Human beings, like every other living thing on the planet, are the hardy survivors of five mass extinctions.  According to the Netflix show Life on Our Planet, everything alive today constitutes just 1% of all life that has ever lived.  Most mass extinctions reduce the living population by 70-95%.  Will we be part of the percent that remains?  If so, how many of us, and which ones?  I refuse to believe that natural selection would favor the attitudes of those who seem to seek to destroy everything that comes across their path.  The question seems to be whether or not enough awakened individuals will survive the destroyers before Nature Herself takes them out.

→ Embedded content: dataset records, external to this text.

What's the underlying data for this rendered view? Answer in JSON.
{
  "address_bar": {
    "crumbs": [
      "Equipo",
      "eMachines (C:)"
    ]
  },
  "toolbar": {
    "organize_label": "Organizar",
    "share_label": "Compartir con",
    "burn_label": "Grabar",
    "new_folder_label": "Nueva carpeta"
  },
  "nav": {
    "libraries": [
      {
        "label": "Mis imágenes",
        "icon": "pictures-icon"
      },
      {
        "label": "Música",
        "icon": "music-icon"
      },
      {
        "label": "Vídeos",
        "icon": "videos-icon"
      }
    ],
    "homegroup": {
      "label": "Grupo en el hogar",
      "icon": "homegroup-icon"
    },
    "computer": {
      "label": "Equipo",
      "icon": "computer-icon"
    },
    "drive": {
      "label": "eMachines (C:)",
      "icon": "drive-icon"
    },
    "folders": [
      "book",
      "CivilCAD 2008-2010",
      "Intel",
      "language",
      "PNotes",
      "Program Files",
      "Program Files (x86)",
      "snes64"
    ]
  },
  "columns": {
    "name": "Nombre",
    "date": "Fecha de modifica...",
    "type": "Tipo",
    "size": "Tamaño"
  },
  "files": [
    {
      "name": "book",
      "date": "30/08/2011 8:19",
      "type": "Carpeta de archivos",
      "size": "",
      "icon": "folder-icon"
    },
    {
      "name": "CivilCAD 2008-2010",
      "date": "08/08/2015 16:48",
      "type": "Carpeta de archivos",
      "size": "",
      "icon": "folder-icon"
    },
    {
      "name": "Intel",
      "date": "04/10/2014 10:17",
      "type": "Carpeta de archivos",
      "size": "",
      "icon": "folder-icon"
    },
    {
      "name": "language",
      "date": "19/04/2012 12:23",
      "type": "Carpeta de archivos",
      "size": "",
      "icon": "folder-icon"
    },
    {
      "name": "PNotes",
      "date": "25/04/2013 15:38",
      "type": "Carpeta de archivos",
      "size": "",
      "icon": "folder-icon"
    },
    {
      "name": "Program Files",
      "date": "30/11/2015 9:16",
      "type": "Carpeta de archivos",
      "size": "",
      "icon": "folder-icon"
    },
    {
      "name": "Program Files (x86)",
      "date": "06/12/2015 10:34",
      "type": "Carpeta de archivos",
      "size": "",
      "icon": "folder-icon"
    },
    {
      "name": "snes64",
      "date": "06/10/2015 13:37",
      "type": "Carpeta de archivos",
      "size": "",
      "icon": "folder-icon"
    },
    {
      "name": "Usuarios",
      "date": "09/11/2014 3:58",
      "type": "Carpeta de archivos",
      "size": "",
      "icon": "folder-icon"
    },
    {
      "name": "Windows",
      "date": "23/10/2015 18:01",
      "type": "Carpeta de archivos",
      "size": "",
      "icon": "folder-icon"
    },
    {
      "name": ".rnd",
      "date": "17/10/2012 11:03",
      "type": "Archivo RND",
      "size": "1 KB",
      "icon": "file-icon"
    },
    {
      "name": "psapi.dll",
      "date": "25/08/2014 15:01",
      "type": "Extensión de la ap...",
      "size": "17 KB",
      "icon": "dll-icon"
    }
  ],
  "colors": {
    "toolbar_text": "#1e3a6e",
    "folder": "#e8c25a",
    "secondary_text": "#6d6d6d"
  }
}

For those of us who seek to survive the literal oncoming storm and everything that will come with it, returning to the mindset that we are one and unified with our environment  is the only way to ensure that survival.  We must relearn how to live in harmony with the world around us and not see ourselves as separate from it, nor it as something that needs to be controlled and dominated.  We are not separate from the world: would we ourselves want to be controlled and dominated?  We must expand the Golden Rule to say “do unto the entire World as you would have done unto you”.

We do not need to abandon electricity and indoor plumbing in order to live as one with the Earth.  We have the resources and technology right now to fulfill every single human being’s basic needs according to modern standards and still make the necessary changes to live in unity with our world and stop what’s happening.  What’s needed is a shift in mindset away from the false separation between humans and the natural world and away from patriarchal dominance buttressed by capitalism.  Seeing ourselves as one with the world would enable us to see ourselves as one with each other, and in doing so we would  stop feeling the need to dominate and judge each other as being “less worthy”.  Resources would be distributed according to need, not moral worthiness.

I found the book simultaneously disheartening, yet comforting.  Disheartening because it seems like such a daunting task to effect the kind of paradigm change the author is suggesting.  That’s a big ask of a society that lives its entire life, both individually and collectively, in a manner completely antithetical to that which is proposed and clings to that manner of living with egotistic verve.  And yet we are creatures of biology as well as psychology, and our instinct to survive should save at least some of us.  That paradigm shift is already occurring and has been occurring for some time: it’s just agonizing to watch the slow pace of change, especially when there are forces actively working against that change.

However, “the arc of the moral Universe is long, but it bends towards justice”, as Unitarian minister Theodore Parker said, to paraphrase.  The author’s proposition of the Sixth Extinction as something entirely normal and natural that is to be expected from the course of human evolution does have an element of comfort to it because of that moral arc and because it is a physical reality of the Universe that matter outweighs antimatter.  Yet we still hold our future in our hands: how bad it gets is entirely up to us.  Have we hit bottom yet, like an alcoholic?  Or will we collectively be one of those drunks that never find a bottom, who just keep on diving until they drown?

We are the sole remaining hominid species on the planet, having absorbed or beaten out all of the others over the last 3 million years.  Perhaps it is not supposed to be this way.  Perhaps we are supposed to live as different species attuned to different environments.  Will our population reduce such that we no longer interact as globally as we do now?  I believe the human species is in the midst of evolving, of culling those collective traits that do not contribute to our survival.  It is a harsh way of viewing things, but it is the impartial Cosmic viewpoint of Taoism/Ch’an.  What we look like as a species when the Extinction is over, if there is anything to see, is entirely up to us.